Sadakat ne demek? Sadakat, doğru düşünmek, doğru konuşmak, doğru davranış sergilemek ve aynı zamanda doğruluğu kalbde korumak demektir. Bu mânâdaki sadakat, izafî bir tabir olup belli bir ölçüsü de yoktur.
Sıdk sıfatı da; tıpkı ismet, emanet, tebliğ ve fetanet gibi, enbiyâ-i izâmın sahip olduğu sıfatlardandır. Bu sıfatlar, onların hususiyetlerindendir. Buna onların hâssası da diyoruz. Hâssa, kâmil mânâda herhangi bir kimsede bulunup bir başkasında bulunmayan özellik demektir. Dolayısıyla sadakat, zirve noktada enbiyâ-i izâmda bulunur. Ve onu sadece “söz doğruluğu´ şeklinde yorumlamak da eksik bir anlayıştır. Sadıklar, kalbleri doğrulukla dopdolu olan ve tamamen Allah´a kilitlenen insanlardır. Onların kalbî dünyalarındaki bu durum her zaman davranışlarına da aksedecektir. Zira onların kalbleriyle, söz ve davranışları arasında herhangi bir farklılık söz konusu değildir.

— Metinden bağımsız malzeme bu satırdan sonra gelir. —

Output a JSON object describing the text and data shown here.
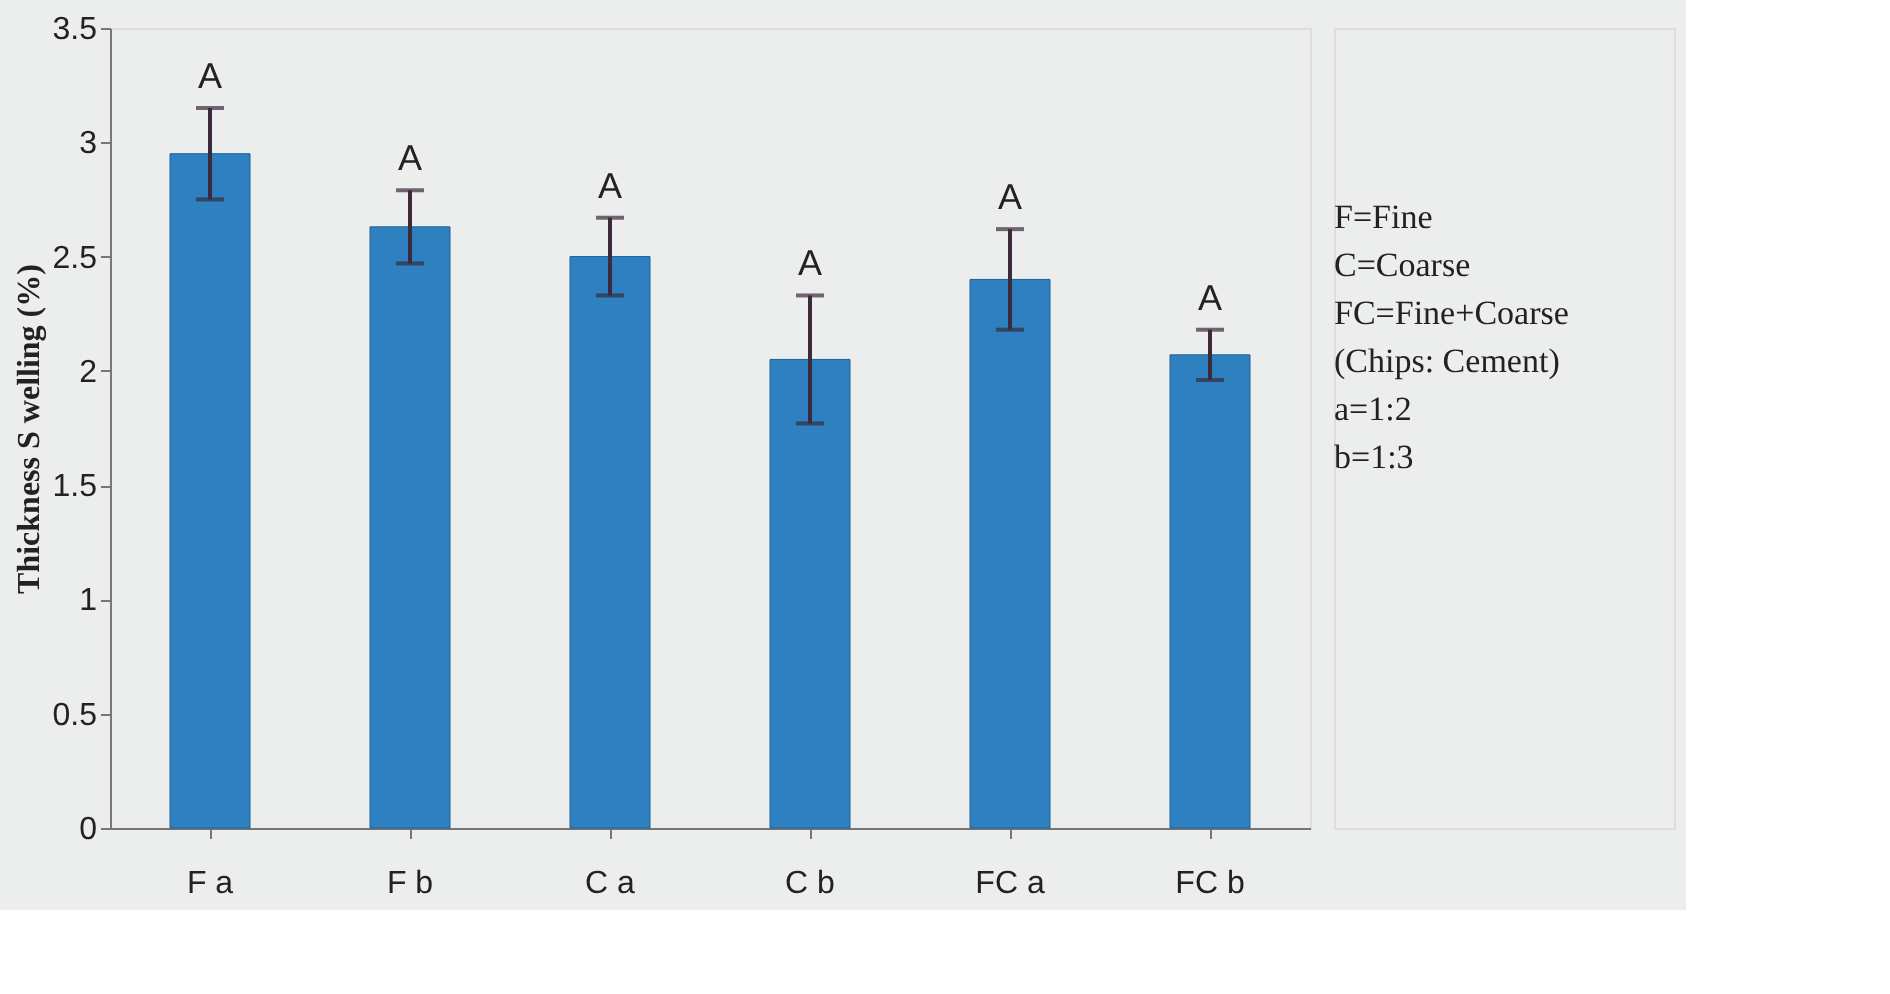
{
  "chart_data": {
    "type": "bar",
    "ylabel": "Thickness  S welling (%)",
    "categories": [
      "F a",
      "F b",
      "C a",
      "C b",
      "FC a",
      "FC b"
    ],
    "values": [
      2.95,
      2.63,
      2.5,
      2.05,
      2.4,
      2.07
    ],
    "errors": [
      0.2,
      0.16,
      0.17,
      0.28,
      0.22,
      0.11
    ],
    "color": "#2e80c0",
    "ylim": [
      0,
      3.5
    ],
    "yticks": [
      0,
      0.5,
      1,
      1.5,
      2,
      2.5,
      3,
      3.5
    ],
    "grid": false,
    "annotations": [
      {
        "text": "A",
        "x": "F a",
        "y": 3.15
      },
      {
        "text": "A",
        "x": "F b",
        "y": 2.79
      },
      {
        "text": "A",
        "x": "C a",
        "y": 2.67
      },
      {
        "text": "A",
        "x": "C b",
        "y": 2.33
      },
      {
        "text": "A",
        "x": "FC a",
        "y": 2.62
      },
      {
        "text": "A",
        "x": "FC b",
        "y": 2.18
      },
      "F=Fine",
      "C=Coarse",
      "FC=Fine+Coarse",
      "(Chips: Cement)",
      "a=1:2",
      "b=1:3"
    ]
  }
}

Sıdkta zirveyi tutan enbiyâ-i izâm kalb, söz ve davranış bütünlüğü içinde tamamen Allah´a kilitlenmiş kimselerdir. Bu ölçüdeki sıdkla ittisafı “Allah´ın sadık bir bendesi olma´ mânâsına anlamak da mümkündür. Bu itibarla da nebilere, Allah´ın boynu tasmalı birer kapıkulu, bizlere de onların halâyıkı nazarıyla bakabiliriz. Evet onlar, “Allah´ın kendilerine buyurduklarına karşı gelmeyen ve emredildiklerini yapan melekler.” gibi emredilen şeyleri harfiyen yerine getirir ve göz açıp kapayıncaya kadar dahi olsa muhalefet mülâhazasına girmezler. Bazıları onlar için değişik mütalâalarda bulunsalar da, enbiyâ-i izâmın sıfatları mevzuunda bizim mülâhazamız budur. Onlar hakkında Kur´ân-ı Kerim´de tedip mahiyetinde söylenen sözler, onların hayallerine akseden bir şeyin daha baştan önünü kesmeye matuf ilâhî tembih demektir.
Enbiyâ-i izâm, daima iç-dış bütünlüğü içinde yaşamışlardır. Aksi takdirde onların hayatlarında az bir inhiraf söz konusu olsa, hemen hızlı bir tembihle kalblerinin yanına getirilirler. Nitekim “Eğer (Peygamber) bize atfen bazı sözler uydurmuş olsaydı, elbette onu kıskıvrak yakalardık. Sonra onun can damarını koparırdık (onu yaşatmazdık). Hiçbiriniz buna mâni de olamazdınız.” mealindeki âyet, onların durum ve konumlarındaki böyle bir ciddiyeti hatırlatır.
Nebilerden sonra en büyük sıddîk, Hz. Ebû Bekir´dir.
“Sıddîk”, bağlı bulunduğu şeyi her şeye tercih edecek kadar dengeli ve temkinli olan ve bütün hayatını ona göre programlayıp yaşayan insan ise –ki öyledir– Hz. Ebû Bekir en büyük sıddîktir.